I was two minutes into a mission when the screen hiccuped and my dwarf fell into a pit of glowing insects. Tiny stutters cost me that run and three more while I tweaked settings between respawns. I cleaned up the lag with a few surgical changes—here’s the exact setup I use so you can spend less time fiddling and more time getting stomped by bugs.
I play on modest hardware and expect volatility during early access. You should test a couple of these options, but this is the baseline that stopped the micro-stutters for me.
- CPU: AMD Ryzen 5 5600G
- GPU: NVIDIA RTX 3060 12 GB
- RAM: 16 GB DDR5
I noticed the worst hitches when swarms piled on — Best graphics settings for Deep Rock Galactic: Rogue Core
Short story: the enemy count spikes are where the game will punish poor choices. Tweak the settings below and target a stable FPS rather than prettified frames. My approach is to keep fidelity where it matters and shave the rest—like shaving weight off a backpack before a climb.
- Resolution: 1920×1080 (use your monitor’s native resolution)
- Max FPS: 60 if you see lag; 90 if your monitor supports it
- VSYNC: On — I normally keep it off, but enabling it removed stutter spikes during big fights
- Use DX12: Yes if your system supports it
- HDR Output: Personal preference (turn off for troubleshooting)
- NVIDIA Reflex: Enabled + Boost
- Upscaling: Off by default; switch to DLSS/FSR Performance mode if needed
- Anti-Aliasing: FXAA
- Overall Quality: Custom
- Reflection Quality: Medium
- Texture Resolution: Medium
- Shadow Quality: Medium
- Anti-Aliasing Quality: High
- Post Processing: Medium
- Effects: Low if you’re suffering low frames
- View Distance: High (helps gameplay more than looks)

What are the best graphics settings for Deep Rock Galactic: Rogue Core?
Short answer: balance. Target a stable 60 FPS on a 60 Hz monitor or match your display’s refresh. Use DX12, enable NVIDIA Reflex with Boost on GeForce cards, and keep reflections/shadows at Medium. If you still dip below target frames, toggle DLSS (NVIDIA) or FSR (AMD) to Performance mode.
I saw drops even after changing sliders — Quick fixes that actually stop stutter
If a single slider change didn’t help, these are the surgical edits that did for me.

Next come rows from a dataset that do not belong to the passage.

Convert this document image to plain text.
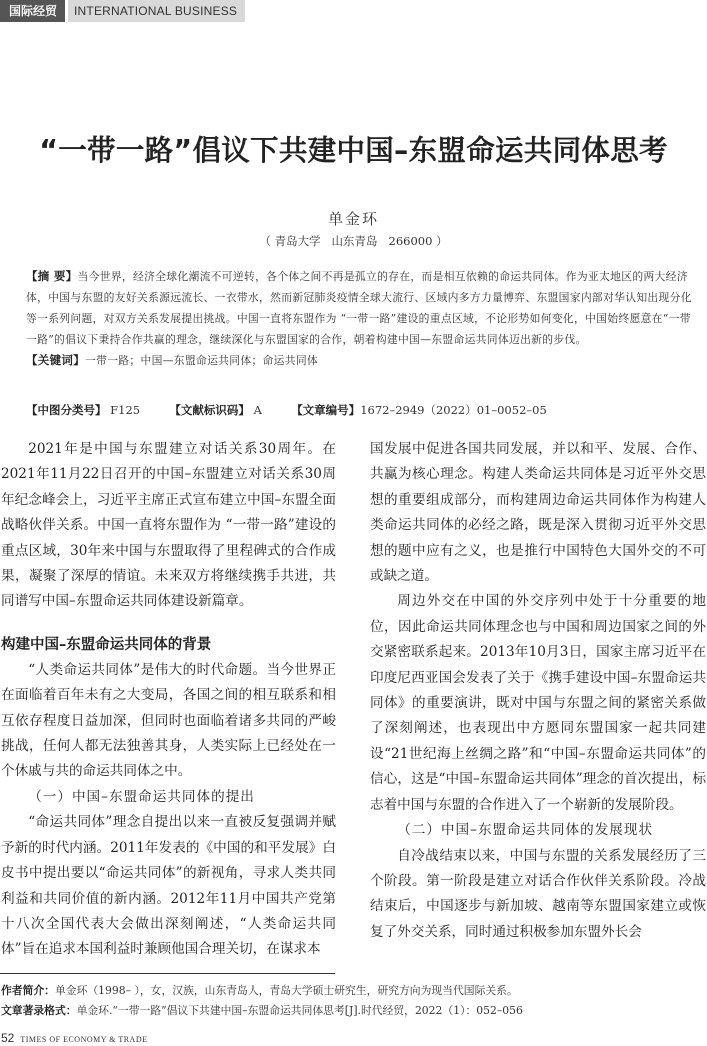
国际经贸	INTERNATIONAL BUSINESS
“一带一路”倡议下共建中国–东盟命运共同体思考
单金环
（ 青岛大学   山东青岛   266000 ）
【摘 要】当今世界，经济全球化潮流不可逆转，各个体之间不再是孤立的存在，而是相互依赖的命运共同体。作为亚太地区的两大经济体，中国与东盟的友好关系源远流长、一衣带水，然而新冠肺炎疫情全球大流行、区域内多方力量博弈、东盟国家内部对华认知出现分化等一系列问题，对双方关系发展提出挑战。中国一直将东盟作为 “一带一路”建设的重点区域，不论形势如何变化，中国始终愿意在“一带一路”的倡议下秉持合作共赢的理念，继续深化与东盟国家的合作，朝着构建中国—东盟命运共同体迈出新的步伐。
【关键词】一带一路；中国—东盟命运共同体；命运共同体
【中图分类号】 F125	【文献标识码】 A	【文章编号】1672–2949（2022）01–0052–05

2021年是中国与东盟建立对话关系30周年。在2021年11月22日召开的中国–东盟建立对话关系30周年纪念峰会上，习近平主席正式宣布建立中国–东盟全面战略伙伴关系。中国一直将东盟作为 “一带一路”建设的重点区域，30年来中国与东盟取得了里程碑式的合作成果，凝聚了深厚的情谊。未来双方将继续携手共进，共同谱写中国–东盟命运共同体建设新篇章。

构建中国–东盟命运共同体的背景

“人类命运共同体”是伟大的时代命题。当今世界正在面临着百年未有之大变局，各国之间的相互联系和相互依存程度日益加深，但同时也面临着诸多共同的严峻挑战，任何人都无法独善其身，人类实际上已经处在一个休戚与共的命运共同体之中。

（一）中国–东盟命运共同体的提出

“命运共同体”理念自提出以来一直被反复强调并赋予新的时代内涵。2011年发表的《中国的和平发展》白皮书中提出要以“命运共同体”的新视角，寻求人类共同利益和共同价值的新内涵。2012年11月中国共产党第十八次全国代表大会做出深刻阐述，“人类命运共同体”旨在追求本国利益时兼顾他国合理关切，在谋求本

国发展中促进各国共同发展，并以和平、发展、合作、共赢为核心理念。构建人类命运共同体是习近平外交思想的重要组成部分，而构建周边命运共同体作为构建人类命运共同体的必经之路，既是深入贯彻习近平外交思想的题中应有之义，也是推行中国特色大国外交的不可或缺之道。

周边外交在中国的外交序列中处于十分重要的地位，因此命运共同体理念也与中国和周边国家之间的外交紧密联系起来。2013年10月3日，国家主席习近平在印度尼西亚国会发表了关于《携手建设中国–东盟命运共同体》的重要演讲，既对中国与东盟之间的紧密关系做了深刻阐述，也表现出中方愿同东盟国家一起共同建设“21世纪海上丝绸之路”和“中国–东盟命运共同体”的信心，这是“中国–东盟命运共同体”理念的首次提出，标志着中国与东盟的合作进入了一个崭新的发展阶段。

（二）中国–东盟命运共同体的发展现状

自冷战结束以来，中国与东盟的关系发展经历了三个阶段。第一阶段是建立对话合作伙伴关系阶段。冷战结束后，中国逐步与新加坡、越南等东盟国家建立或恢复了外交关系，同时通过积极参加东盟外长会

作者简介：单金环（1998– ），女，汉族，山东青岛人，青岛大学硕士研究生，研究方向为现当代国际关系。
文章著录格式：单金环.“一带一路”倡议下共建中国–东盟命运共同体思考[J].时代经贸，2022（1）：052–056
52 TIMES OF ECONOMY & TRADE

Think of them like tuning a race car: small adjustments, big differences on the track.
- Reduce every quality slider by one step (Medium → Low) and test a run.
- Enable NVIDIA Reflex + Boost for lower input latency and fewer visible frameskips.
- Try VSYNC On if you’ve got tearing that coincides with stutter; it smoothed bursts of lag around crowded encounters.
- If using DLSS or FSR, start in Quality mode and move toward Performance only if frames remain low.
- Update GPU drivers via GeForce Experience or AMD Adrenalin—driver updates often patch micro-stutter fixes.
- Limit background apps—Discord overlays, browser tabs, and recording software can spike CPU usage.
How do I stop stuttering in Deep Rock Galactic: Rogue Core?
Step one: match Max FPS to your monitor or slightly above. Step two: enable Reflex (if available). Step three: drop Effects and Shadows first. Step four: use DLSS/FSR if lowering settings isn’t enough. Repeat tests after each change so you know what actually moved the needle.
I tested DLSS vs FSR and driver updates — Balancing visual clarity and frame count
I ran comparison matches with both upscalers. The practical result is predictable: upscalers buy frames at the cost of fidelity, which helps in a twitch-heavy roguelike shooter.
- DLSS (NVIDIA): Best choice on GeForce cards for Quality or Performance modes. Requires NVIDIA drivers and GeForce Experience for easy toggling.
- FSR (AMD): Works on both AMD and NVIDIA hardware. Use it if you don’t have DLSS support.
- Driver tools: Keep GeForce Experience or AMD Adrenalin current; they sometimes release game-specific profiles.
- Early access: The game will receive updates; performance often improves post-patch, so run the same benchmark after each patch to measure gains.
Should I use DLSS or FSR for Rogue Core?
Use DLSS on NVIDIA cards when available; it generally produces the best frame boost with acceptable image quality. If you’re on AMD or want vendor-neutral support, FSR is a solid fallback that works across GPUs.
My runs feel smoother now, but the tension of a last-minute swarm is still part of the fun—are you going to keep chasing prettier frames, or will you lock in stability and climb back down into the mines?